Blockade of ERK phosphorylation blocks the targeting of Arc/Arg3.1 mRNA to the activated dendritic lamina. A , p-ERK immunostaining in the control dentate gyrus contralateral to the stimulated side. B , p-ERK immunostaining in the dentate gyrus that received HFS. Note the massive ERK phosphorylation in dendrites and also the band of increased immunostaining in the middle molecular layer (arrow), which is in the same location as the band of polymerized actin ( C ). D–F show the colocalization of p-ERK and Arc/Arg3.1 protein in the activated dendritic lamina. D , Fluorescence immunocytochemistry for p-ERK (red). E , Fluorescence immunocytochemistry for Arc/Arg3.1 protein. F , Overlay of Arc/Arg3.1 protein and p-ERK. G–L show an experiment in which Arc/Arg3.1 expression was induced by an ECS, and HFS was then delivered beginning 2 h after the ECS to induce localization in the activated dendritic lamina (Steward and Worley, 2001b). In this experiment, a micropipette filled with U0126 was present at the site indicated by the arrow. G and H illustrate p-ERK staining contralateral and ipsilateral to the stimulation. Note the blockade of ERK phosphorylation in the area surrounding the micropipette (arrows). I , Higher-magnification view of the area of blockade. J , Arc/Arg3.1 mRNA distribution on the side contralateral to the HFS. Arc/Arg3.1 mRNA that was induced by the ECS is distributed uniformly across the dendritic lamina. K , On the side of the HFS, Arc/Arg3.1 mRNA is selectively localized in the activated dendritic lamina except in the area in which ERK phosphorylation is blocked (arrows). L , Higher-magnification view of the area of blockade. Note that in the area of blockade, Arc/Arg3.1 mRNA is distributed uniformly across the dendritic lamina as on the contralateral side that did not receive HFS. Con, Control; GCL, granule cell layer. Scale bars, 100 μm.
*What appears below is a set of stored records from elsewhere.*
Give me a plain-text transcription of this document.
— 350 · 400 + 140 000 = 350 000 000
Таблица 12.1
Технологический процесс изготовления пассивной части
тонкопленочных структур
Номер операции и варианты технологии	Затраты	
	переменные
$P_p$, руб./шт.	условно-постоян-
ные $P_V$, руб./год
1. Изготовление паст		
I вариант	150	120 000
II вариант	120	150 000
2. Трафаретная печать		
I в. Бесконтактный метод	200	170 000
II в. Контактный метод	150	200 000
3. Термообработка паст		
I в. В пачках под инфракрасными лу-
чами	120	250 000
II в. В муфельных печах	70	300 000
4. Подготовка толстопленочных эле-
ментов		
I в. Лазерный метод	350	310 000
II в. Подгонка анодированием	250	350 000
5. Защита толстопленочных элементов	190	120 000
ERK phosphorylation blockade by U0126 has no effect on actin polymerization, but inhibition of actin polymerization inhibition by either the Rho kinase inhibitor or latrunculin B (Latr) blocks ERK phosphorylation. A , ERK phosphorylation is blocked by local application of the MEK inhibitor U0126, as pointed out by arrows. Arrowheads point out site distant from drug application. B , Actin polymerization is not affected by the ERK phosphorylation inhibition. C , ERK phosphorylation is blocked by the Rho kinase inhibitor. D , ERK phosphorylation is blocked by latrunculin B. Arrows point out the drug application site and ERK phosphorylation blockade. Scale bars, 100 μm. The section shown in C comes from the same case illustrated in Figure 2, F and H (for the Rho kinase inhibitor).